Türkiye ekonomisi zorlu bir süreçten geçmektedir. Tüm firmalar bu süreçten zararsız bir şekilde çıkmayı amaçlamaktadır. Ancak bu son kriz birçok firmanın kriz yönetimi kültürü olmadığını ortaya çıkarmıştır. Bir “B” planı olmayan şirketler, hemen yönetim kurallarını toplayarak krize karşı “o an” önlem alma yoluna gitti. Üretimi kısma, eleman atma gibi yaratıcı olmayan kararlarla krize önlem alınmaya çalışıldı. Şirketlerin yaklaşımında çoğu zaman bir panik havası seziliyor . Özellikle KOBİ (küçük ve orta boy işletme ) lerin aldığı önlemler işten çıkarma, yatırımları durdurma ve ürün zammı şeklinde olmaktadır.

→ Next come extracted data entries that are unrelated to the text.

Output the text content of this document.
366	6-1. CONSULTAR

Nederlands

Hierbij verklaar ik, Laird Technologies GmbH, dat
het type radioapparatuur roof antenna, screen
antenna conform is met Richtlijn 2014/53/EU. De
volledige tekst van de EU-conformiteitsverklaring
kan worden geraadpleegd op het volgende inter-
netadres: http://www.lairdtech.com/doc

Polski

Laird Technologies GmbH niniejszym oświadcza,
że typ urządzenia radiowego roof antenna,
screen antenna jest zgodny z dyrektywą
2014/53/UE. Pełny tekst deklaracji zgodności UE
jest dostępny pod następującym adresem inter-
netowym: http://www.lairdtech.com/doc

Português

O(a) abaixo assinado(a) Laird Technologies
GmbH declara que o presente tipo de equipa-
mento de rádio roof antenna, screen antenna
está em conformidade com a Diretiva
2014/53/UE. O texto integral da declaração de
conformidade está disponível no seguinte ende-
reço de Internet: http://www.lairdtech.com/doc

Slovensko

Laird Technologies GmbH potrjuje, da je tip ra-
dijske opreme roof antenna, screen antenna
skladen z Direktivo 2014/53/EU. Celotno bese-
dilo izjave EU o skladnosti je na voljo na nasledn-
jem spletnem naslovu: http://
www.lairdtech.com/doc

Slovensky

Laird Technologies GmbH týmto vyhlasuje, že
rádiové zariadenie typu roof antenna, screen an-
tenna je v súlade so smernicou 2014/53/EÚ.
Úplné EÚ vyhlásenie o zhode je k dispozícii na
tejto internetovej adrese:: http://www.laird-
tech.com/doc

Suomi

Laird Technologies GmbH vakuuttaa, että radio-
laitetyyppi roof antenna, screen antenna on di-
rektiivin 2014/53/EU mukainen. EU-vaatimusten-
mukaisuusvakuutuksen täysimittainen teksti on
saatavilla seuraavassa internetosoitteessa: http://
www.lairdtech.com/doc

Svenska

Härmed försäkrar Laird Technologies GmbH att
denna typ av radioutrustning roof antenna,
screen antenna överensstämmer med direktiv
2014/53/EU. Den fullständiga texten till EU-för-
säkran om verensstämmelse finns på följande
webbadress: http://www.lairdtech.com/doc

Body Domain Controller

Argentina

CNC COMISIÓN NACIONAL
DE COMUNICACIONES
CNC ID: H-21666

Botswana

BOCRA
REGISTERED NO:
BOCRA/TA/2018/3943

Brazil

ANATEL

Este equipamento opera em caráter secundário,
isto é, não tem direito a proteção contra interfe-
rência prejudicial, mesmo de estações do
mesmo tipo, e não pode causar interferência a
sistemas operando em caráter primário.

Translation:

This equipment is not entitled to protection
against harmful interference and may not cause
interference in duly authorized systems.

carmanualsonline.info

Şu anda Türkiye’nin krizle birlikte biraz daha fakirleştiği bir gerçektir. Bu da tüketimin düşmesi, yani iç daralma anlamına geliyor. Ancak Türkiye’nin mevcut gelişme potansiyelinin devam ettiği ve bir süre sonra krizin sona ereceği  kesindir. Bu nedenle şirketlere uzun vadeli yaklaşımlar önerilmekte.  Etkili iletişim kurmak, yeni pazarlar yaratmak, marka imajını güçlendirme çalışmaları, yönetim danışmanları tarafından en çok önerilen kriz stratejileri arasında yer almaktadır.

Yapılan araştırmalara göre firmalar kriz dönemlerinde iki farklı davranış biçimi sergiliyor; panik yaklaşımı ve hazırlık yaklaşımı. Panik yaklaşımında kararlar plansız küçülme , bazı ürünlerin piyasadan çekilmesi ve işten çıkarma şeklinde sonuçlanıyor. Bulundukları durumu kurtarmaya yönelik politikalara başvuran panik şirketler, kısa vadeli planlarla günü kurtarmaya çalışırken aslında  çalışanlarının güvenini ve sahip olduğu kalifiye insan kaynağını, müşterilerini, piyasa paylarını  ve hatta varlıklarını bile yitirebiliyorlar.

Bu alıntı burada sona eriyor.